Beyond the glowing green and red lights, past the shimmering silvery tinsel, around the fragrant pine boughs, another Christmas lingers, a Christmas of contradictions.
This is a Christmas where carved foam soldiers guard Santa in the parking lot of a church just before a holiday parade. This is a Christmas where thousands of Santas run in an annual fundraising race, a sea of red hats and performance apparel. This is a Christmas where garages and homes are transformed into elaborate, festive wonderlands. This is a Christmas where Christian families reenact the birth of Christ, where Santa plays pool in a bar and where more is more is more.
This Christmas is complex and at times, uncomfortable. It’s awkward and sometimes bleak. But it is also sincere and celebratory, colorful and creative.
This is the Christmas I have grown to love during my 7 year photographic exploration of the biggest event on the American calendar. I grew up in a secular home and at times felt like a Christmas outsider, never connected to the holiday’s religious importance, or its more extreme cultural trappings.

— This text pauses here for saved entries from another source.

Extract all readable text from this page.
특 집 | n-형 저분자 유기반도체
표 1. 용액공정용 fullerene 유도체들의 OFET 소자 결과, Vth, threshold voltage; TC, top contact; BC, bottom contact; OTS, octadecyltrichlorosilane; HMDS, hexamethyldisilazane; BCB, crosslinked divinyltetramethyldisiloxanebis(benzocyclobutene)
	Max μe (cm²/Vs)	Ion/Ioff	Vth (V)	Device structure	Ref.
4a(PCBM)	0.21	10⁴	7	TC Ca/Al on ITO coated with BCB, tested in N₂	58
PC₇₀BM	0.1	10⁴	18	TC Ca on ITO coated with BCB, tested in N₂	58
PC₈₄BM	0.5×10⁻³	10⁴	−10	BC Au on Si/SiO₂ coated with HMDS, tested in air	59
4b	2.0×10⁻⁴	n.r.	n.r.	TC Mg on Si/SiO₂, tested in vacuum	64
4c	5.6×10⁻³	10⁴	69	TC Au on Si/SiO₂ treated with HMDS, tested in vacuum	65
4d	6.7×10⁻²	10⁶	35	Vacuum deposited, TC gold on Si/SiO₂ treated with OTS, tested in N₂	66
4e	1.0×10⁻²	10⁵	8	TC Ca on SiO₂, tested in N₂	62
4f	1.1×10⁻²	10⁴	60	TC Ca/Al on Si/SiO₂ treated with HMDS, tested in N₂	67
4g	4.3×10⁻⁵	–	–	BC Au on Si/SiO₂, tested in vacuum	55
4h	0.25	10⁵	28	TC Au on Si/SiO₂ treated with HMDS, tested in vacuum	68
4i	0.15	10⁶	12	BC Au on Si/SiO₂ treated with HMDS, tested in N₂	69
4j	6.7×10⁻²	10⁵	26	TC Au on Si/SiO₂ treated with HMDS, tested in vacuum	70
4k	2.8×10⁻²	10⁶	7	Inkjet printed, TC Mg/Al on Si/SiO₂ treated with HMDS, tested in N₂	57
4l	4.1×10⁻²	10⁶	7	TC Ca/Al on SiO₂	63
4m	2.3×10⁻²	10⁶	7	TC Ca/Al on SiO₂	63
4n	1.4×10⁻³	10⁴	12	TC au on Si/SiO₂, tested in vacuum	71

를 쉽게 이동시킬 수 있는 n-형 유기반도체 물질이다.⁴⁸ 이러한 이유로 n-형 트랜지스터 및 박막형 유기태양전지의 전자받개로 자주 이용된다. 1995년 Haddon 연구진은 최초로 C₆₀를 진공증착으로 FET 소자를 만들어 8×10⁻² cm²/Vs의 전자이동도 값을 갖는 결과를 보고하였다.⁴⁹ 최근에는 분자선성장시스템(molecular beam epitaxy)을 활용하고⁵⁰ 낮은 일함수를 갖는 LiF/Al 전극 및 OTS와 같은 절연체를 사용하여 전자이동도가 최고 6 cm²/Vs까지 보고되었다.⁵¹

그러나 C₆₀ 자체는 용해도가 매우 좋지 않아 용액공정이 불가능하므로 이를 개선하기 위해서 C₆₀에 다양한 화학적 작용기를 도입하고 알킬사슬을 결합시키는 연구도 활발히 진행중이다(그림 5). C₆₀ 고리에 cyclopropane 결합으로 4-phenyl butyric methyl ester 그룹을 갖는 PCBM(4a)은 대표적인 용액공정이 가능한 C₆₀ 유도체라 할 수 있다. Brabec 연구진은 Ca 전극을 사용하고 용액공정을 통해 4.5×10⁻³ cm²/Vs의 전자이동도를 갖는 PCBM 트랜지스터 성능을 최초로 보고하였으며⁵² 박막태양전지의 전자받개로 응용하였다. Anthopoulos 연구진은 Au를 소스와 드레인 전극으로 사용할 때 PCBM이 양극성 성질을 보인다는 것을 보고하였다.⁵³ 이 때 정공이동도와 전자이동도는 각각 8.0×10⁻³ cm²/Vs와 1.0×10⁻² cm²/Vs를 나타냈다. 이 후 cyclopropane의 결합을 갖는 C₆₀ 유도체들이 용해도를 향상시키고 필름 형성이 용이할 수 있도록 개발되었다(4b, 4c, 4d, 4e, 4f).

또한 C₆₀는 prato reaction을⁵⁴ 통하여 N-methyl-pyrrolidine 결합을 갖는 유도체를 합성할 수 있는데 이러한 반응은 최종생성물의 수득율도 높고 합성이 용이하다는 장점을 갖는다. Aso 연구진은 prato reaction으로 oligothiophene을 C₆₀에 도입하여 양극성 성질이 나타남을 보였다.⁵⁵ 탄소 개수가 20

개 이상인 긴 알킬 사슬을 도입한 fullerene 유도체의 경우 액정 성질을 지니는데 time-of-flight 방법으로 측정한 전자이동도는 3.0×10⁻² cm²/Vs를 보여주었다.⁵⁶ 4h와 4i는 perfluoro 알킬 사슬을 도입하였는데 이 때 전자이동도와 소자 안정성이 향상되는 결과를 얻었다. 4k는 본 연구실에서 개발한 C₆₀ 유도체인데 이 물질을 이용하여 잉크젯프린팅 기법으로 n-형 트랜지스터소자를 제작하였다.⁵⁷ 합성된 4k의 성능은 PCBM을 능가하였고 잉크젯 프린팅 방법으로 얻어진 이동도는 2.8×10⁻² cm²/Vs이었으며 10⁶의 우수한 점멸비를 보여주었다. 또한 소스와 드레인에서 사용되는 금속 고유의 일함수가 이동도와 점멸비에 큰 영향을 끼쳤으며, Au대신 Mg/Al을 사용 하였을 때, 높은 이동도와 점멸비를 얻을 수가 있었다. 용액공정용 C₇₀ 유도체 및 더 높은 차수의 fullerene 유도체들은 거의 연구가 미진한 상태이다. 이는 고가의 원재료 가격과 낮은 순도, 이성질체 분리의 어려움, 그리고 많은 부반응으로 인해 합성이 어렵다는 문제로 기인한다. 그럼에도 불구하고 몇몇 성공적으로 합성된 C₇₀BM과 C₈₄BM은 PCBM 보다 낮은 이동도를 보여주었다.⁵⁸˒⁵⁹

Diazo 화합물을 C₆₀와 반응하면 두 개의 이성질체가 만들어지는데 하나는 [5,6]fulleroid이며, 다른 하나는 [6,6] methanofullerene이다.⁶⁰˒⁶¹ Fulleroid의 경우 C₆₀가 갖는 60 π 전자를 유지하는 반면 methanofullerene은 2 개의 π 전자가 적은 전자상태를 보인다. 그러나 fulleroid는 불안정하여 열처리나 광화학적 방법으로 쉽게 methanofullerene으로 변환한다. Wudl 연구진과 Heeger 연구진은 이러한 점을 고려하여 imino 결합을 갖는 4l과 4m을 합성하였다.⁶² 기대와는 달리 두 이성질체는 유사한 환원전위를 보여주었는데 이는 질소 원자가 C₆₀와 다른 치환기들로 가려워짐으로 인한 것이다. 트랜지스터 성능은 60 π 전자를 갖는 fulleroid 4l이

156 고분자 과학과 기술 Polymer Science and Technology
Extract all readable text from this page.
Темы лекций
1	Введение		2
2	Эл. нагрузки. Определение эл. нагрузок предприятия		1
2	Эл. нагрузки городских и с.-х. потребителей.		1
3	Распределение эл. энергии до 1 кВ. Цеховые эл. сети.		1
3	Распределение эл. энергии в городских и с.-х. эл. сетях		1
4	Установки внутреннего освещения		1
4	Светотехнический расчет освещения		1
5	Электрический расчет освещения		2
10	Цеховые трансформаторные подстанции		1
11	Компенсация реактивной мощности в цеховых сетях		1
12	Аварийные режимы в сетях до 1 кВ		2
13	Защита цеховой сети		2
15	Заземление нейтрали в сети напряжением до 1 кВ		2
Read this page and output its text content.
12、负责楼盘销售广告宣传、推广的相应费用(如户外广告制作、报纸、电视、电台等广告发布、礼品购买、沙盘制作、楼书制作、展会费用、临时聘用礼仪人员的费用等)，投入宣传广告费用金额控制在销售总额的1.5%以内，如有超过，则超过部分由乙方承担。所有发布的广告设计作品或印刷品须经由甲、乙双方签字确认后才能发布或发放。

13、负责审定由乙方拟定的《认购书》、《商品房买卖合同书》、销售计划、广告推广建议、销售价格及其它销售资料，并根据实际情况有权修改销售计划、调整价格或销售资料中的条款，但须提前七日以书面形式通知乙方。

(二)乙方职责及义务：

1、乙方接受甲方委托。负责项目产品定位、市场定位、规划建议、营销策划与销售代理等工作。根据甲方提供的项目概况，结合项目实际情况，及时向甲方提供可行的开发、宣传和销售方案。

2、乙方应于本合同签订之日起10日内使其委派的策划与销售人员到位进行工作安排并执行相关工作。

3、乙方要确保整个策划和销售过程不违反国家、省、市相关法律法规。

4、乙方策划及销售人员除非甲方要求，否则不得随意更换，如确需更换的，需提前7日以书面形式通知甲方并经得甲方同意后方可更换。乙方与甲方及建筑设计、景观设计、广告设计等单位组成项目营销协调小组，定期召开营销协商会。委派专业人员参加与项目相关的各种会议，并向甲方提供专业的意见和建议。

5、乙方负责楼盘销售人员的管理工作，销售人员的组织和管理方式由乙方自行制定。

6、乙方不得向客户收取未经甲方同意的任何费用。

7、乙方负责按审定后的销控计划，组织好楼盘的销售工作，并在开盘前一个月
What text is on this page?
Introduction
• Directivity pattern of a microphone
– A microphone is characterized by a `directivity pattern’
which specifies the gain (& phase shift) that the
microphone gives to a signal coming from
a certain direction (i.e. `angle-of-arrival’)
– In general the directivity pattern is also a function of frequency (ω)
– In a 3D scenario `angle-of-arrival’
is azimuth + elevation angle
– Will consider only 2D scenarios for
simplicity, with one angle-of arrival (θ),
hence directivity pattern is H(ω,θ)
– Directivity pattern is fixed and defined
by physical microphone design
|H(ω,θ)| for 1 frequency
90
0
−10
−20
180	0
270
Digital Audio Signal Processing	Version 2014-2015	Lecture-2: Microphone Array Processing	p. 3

But in these photos, I become a Christmas insider, working to discover and reveal what holiday magic, or mania, compels so many to devote thousands of hours to hanging lights, to carving and painting figurines, to building miniature villages, to converting their homes, yards, garages and cars into monuments to merriness.
Initially inspired by the absurdity of a four story inflatable Santa who appeared to be guarding a tree lot, I have launched this survey of uniquely American Christmas traditions. “Christmas in America” is an unvarnished examination of the ways people mark the holiday’s meaning.